A group of more than 300 mathematics professors across the University of California system has petitioned administrators to reinstate standardized testing requirements for STEM majors, citing what they describe as "severe mathematical deficits" among incoming students admitted without SAT or ACT scores.
The petition, submitted to the UC Board of Regents this week, argues that the university's 2025 decision to permanently eliminate standardized testing from admissions has resulted in students entering calculus and engineering programs without adequate mathematical preparation, leading to soaring failure rates and compromising academic standards.
"We are seeing students in multivariable calculus who struggle with basic algebra," said Professor David Eisenbud, a mathematician at UC Berkeley and one of the petition's lead authors. "The intent behind eliminating standardized tests was to improve equity. But we're finding that students who need the most support are being admitted to programs they're not prepared for, which doesn't serve anyone well."
The UC system dropped its SAT and ACT requirements in 2025 after years of debate over whether standardized tests discriminate against low-income students and students of color. The decision followed a California Superior Court ruling and made the UC system one of the largest public university networks in the nation to eliminate the exams from admissions.
Supporters of that decision argue standardized tests primarily measure socioeconomic advantage rather than academic potential, pointing to data showing strong correlations between test scores and family income. "These exams have always been biased toward students who can afford test prep," said Youlonda Copeland-Morgan, vice president for the College Board's Student Advocacy. "High school GPA is a much better predictor of college success."
But the math professors contend their classroom experience tells a different story, at least for STEM fields. According to data compiled by the petition authors, failure rates in introductory calculus courses across the UC system have increased by 12 percentage points since test-optional admissions began, with the steepest increases at campuses serving the most first-generation college students.
At UC Merced, which serves a predominantly Latino student body in California's Central Valley, calculus failure rates reached 37% last academic year, compared to 23% in 2024, the last year standardized tests were required. Professor Maria Santos, chair of the mathematics department there, says the statistics reflect a painful reality.
"We're admitting students from underserved communities—which is wonderful and necessary—but we're not giving them the tools to succeed once they're here," Santos said. "Many of these students attended high schools where advanced math courses weren't even offered. A high GPA doesn't always reveal those gaps."
The petition proposes a nuanced approach: reinstate standardized testing specifically for students applying to STEM majors, while keeping admissions test-optional for humanities and social science programs. It also calls for UC to develop its own math placement exam that all admitted STEM students would take, with mandatory remedial coursework for those who score below a threshold.

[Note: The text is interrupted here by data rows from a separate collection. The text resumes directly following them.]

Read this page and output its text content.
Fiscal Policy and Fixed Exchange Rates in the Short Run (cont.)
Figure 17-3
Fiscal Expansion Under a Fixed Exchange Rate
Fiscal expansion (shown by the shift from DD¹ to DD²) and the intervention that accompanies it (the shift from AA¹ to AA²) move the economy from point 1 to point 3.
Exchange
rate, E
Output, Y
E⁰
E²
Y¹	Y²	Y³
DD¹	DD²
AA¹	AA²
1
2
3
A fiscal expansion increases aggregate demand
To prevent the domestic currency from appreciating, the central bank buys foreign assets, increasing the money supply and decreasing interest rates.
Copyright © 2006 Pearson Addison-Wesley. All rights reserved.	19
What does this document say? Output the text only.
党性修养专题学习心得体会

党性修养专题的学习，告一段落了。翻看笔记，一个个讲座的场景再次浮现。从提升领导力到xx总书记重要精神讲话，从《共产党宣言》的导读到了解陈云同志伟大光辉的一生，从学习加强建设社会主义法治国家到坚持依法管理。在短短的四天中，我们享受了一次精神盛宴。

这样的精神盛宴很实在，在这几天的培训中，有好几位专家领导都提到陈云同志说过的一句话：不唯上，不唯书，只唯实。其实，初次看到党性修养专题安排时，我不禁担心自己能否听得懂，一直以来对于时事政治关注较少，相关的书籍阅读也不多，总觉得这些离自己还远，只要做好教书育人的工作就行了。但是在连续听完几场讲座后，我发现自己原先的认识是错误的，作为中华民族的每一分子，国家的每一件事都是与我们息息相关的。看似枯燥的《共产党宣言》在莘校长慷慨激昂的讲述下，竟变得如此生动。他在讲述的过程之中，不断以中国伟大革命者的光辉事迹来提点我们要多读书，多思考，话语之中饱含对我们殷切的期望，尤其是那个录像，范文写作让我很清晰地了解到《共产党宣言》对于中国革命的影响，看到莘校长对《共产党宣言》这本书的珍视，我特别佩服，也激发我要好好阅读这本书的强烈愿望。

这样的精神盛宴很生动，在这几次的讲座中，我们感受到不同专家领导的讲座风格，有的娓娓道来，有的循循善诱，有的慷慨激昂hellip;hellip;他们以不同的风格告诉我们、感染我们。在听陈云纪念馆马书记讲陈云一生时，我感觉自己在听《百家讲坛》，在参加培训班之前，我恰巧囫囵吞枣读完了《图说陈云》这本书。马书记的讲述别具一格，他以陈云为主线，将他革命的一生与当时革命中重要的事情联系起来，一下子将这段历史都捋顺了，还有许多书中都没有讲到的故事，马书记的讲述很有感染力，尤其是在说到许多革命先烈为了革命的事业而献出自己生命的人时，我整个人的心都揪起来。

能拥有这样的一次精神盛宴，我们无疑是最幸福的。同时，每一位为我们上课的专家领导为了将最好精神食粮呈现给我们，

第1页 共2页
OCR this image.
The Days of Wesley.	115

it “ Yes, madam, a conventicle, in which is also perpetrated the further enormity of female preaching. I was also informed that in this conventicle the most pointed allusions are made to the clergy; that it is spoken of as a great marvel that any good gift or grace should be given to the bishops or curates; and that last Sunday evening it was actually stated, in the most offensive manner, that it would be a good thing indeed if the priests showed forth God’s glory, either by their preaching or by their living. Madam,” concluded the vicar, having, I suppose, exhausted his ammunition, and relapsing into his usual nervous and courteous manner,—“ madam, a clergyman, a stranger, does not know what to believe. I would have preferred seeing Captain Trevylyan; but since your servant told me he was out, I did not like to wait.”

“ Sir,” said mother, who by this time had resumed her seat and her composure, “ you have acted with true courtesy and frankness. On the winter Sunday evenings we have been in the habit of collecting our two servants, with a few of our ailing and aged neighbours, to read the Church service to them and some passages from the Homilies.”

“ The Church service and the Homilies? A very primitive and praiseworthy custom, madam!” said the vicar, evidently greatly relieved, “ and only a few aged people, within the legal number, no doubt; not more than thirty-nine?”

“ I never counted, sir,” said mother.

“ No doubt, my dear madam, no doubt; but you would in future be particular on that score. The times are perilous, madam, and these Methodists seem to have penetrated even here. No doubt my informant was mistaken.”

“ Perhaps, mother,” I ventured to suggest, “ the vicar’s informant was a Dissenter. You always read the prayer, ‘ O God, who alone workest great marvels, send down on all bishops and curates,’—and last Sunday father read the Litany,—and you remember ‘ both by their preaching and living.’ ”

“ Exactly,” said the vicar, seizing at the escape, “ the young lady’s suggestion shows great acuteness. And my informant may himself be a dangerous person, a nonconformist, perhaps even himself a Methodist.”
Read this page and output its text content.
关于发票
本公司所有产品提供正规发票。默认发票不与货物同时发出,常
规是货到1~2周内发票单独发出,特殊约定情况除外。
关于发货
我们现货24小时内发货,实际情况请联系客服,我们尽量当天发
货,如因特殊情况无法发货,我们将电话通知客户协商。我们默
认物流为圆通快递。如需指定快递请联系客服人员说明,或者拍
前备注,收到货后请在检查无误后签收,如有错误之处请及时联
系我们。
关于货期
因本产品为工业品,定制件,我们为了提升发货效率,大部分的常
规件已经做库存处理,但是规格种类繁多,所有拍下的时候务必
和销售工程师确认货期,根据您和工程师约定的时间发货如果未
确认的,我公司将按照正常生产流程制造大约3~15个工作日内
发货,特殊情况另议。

As Americans like to say, all politics is local—even in the nation's capital. And nowhere is this debate more local than in California, where public university admissions policies have long been battlegrounds for larger questions about equity, meritocracy, and opportunity.
The controversy has created unusual political alignments. Some progressive education advocates find themselves defending the test-optional policy against critiques from faculty members who share their commitment to educational equity but disagree on methods. Meanwhile, some conservatives who opposed eliminating tests are skeptical of the professors' proposal to create a UC-specific exam, seeing it as an expensive bureaucratic solution.
"This is what happens when you make policy decisions based on ideology rather than evidence," said Richard Sander, a UCLA law professor who has studied affirmative action policies. "The test-optional movement assumed you could eliminate standardized tests without consequences. These math professors are showing there are real costs."
But test-optional advocates say the professors are looking at incomplete data from a period of transition. Bob Schaeffer, executive director of the National Center for Fair and Open Testing, points out that many universities saw temporary disruptions during the pandemic and its aftermath.
"Failure rates increased at many institutions for complex reasons—COVID learning loss, mental health challenges, financial stress," Schaeffer said. "Blaming test-optional admissions ignores all those factors. Give the policy time to work and invest in support programs for students who need them."
The UC administration has not yet responded formally to the petition but issued a statement saying it is "committed to both access and excellence" and will "carefully review faculty input on admissions policies."
The stakes extend beyond California. Hundreds of colleges and universities across the country have adopted test-optional policies in recent years, with many making the shift permanent. If the UC system—one of the most prestigious public university networks in the world—reinstates testing for some programs, it could trigger a broader reconsideration of test-optional admissions nationwide.
For students and families navigating college admissions, the debate creates uncertainty. Is the SAT coming back? Should students in California still prepare for it? The answer, for now, depends on who you ask and what you want to study. For aspiring engineers and scientists, the message from these math professors is clear: numbers matter, and not just in the equations.